At the end of your attempt, you get the acceleration of m w.r.t. M. However, M itself is accelerated. It is not an inertial frame of reference and I do not see you have made any attempt to account for that.

Nor do I think it is required. I think all you need is conservation of energy and horizontal momentum.

 

[assaftolko]

At the end of your attempt, you get the acceleration of m w.r.t. M. However, M itself is accelerated. It is not an inertial frame of reference and I do not see you have made any attempt to account for that.

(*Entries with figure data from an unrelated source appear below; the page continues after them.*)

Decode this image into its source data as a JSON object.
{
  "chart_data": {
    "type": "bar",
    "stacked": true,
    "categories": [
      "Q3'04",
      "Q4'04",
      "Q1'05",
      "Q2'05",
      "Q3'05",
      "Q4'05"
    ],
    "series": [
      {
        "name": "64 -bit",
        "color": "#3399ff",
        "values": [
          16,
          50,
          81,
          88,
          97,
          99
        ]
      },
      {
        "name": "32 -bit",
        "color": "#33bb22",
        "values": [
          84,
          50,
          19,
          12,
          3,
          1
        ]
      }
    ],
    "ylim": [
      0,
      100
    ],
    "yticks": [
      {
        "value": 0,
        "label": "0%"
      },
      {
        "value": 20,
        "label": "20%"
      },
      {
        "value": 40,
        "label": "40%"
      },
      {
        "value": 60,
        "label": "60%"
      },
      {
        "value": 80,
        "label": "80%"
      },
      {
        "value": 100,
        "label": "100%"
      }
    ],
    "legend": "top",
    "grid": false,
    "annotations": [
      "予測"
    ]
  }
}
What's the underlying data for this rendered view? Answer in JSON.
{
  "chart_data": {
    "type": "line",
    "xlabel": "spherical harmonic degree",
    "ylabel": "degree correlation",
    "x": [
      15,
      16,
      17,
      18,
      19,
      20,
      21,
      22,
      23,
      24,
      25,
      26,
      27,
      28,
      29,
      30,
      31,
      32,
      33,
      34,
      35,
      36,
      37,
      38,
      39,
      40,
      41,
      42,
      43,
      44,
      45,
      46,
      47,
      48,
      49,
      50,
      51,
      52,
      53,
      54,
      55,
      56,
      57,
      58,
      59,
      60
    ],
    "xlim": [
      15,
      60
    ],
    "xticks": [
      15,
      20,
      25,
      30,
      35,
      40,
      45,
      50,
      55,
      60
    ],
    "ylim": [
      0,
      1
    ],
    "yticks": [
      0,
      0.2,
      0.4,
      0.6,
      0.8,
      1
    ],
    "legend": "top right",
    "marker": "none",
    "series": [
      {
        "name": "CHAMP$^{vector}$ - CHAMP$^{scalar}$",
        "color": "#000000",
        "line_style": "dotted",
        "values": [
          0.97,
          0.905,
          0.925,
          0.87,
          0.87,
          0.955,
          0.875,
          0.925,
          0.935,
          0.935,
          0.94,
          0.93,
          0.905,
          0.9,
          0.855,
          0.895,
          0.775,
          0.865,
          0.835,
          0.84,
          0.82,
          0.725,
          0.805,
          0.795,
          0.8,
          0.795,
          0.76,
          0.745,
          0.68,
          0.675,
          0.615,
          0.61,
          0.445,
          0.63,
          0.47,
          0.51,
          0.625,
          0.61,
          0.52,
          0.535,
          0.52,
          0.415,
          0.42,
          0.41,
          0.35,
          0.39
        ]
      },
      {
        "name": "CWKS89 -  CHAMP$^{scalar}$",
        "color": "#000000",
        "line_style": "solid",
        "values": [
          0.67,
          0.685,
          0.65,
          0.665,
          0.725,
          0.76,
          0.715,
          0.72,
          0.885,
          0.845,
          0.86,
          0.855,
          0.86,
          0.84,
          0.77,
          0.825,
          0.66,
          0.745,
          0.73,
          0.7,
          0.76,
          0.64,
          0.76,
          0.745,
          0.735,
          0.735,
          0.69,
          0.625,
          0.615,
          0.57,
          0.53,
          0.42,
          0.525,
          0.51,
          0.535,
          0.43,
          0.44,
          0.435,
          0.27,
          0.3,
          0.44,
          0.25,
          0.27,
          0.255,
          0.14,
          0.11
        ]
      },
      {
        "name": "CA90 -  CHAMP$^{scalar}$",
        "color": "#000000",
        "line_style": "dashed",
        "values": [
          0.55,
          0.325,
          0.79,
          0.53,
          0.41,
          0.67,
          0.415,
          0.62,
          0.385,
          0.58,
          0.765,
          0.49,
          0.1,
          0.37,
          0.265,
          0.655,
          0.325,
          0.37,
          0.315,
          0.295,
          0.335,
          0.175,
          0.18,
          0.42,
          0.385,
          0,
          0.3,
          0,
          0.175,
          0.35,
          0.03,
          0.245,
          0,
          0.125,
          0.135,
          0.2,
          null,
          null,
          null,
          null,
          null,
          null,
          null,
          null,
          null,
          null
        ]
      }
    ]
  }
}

Nor do I think it is required. I think all you need is conservation of energy and horizontal momentum.

But I did account for that, I got the acceleration of m w.r.t M using the Delambre force on m. And relative to M, m passed the distanc L did it not?

 

[voko]

You may have tried, indeed. Problem is, I find it difficult to distinguish $a_M$ from $a_m$ in that picture. Could you post the equations here to avoid any misunderstanding?

 

[assaftolko]

You may have tried, indeed. Problem is, I find it difficult to distinguish $a_M$ from $a_m$ in that picture. Could you post the equations here to avoid any misunderstanding?

The first 2 equations are on M and in the second one it's aM. and it says: "aM is the accerleration of M relative to the ground!".

The next equation is the Fy equation on m, and it says:

N+m*aM*sin(theta)-mgcos(theta)=0 where m*aM*sin(theta) is the Delambre force in the y-axis direction of m's coordinate system (drawn at the right side of the picture)

After that linr I simply put N=(M*aM)/sin(theta) and after some calculations you get an expression for aM.

Afterwards the Fx equation for m is written and it says:

m*aM*cos(theta)+mgsin(theta)=m*am where m*aM*cos (theta) is the Delambre force in the x-axis direction of m's coordinate system. After I put the expression I got for aM you can get an expression for am, which is the acceleration of m relative to M.

Hope this helps

 

[voko]

I have followed your derivation and I cannot spot any problem with it.

Moreover, if your expression for $a_m$ is simplified, it can be seen that in the limit of infinite M it results in $a_m = g sin \theta$, as it should be for the immovable wedge, and in the limit of $\theta → \pi / 2$ it results in $a_m = g$, again as it should be. So I have strong reasons to believe that your solution is correct.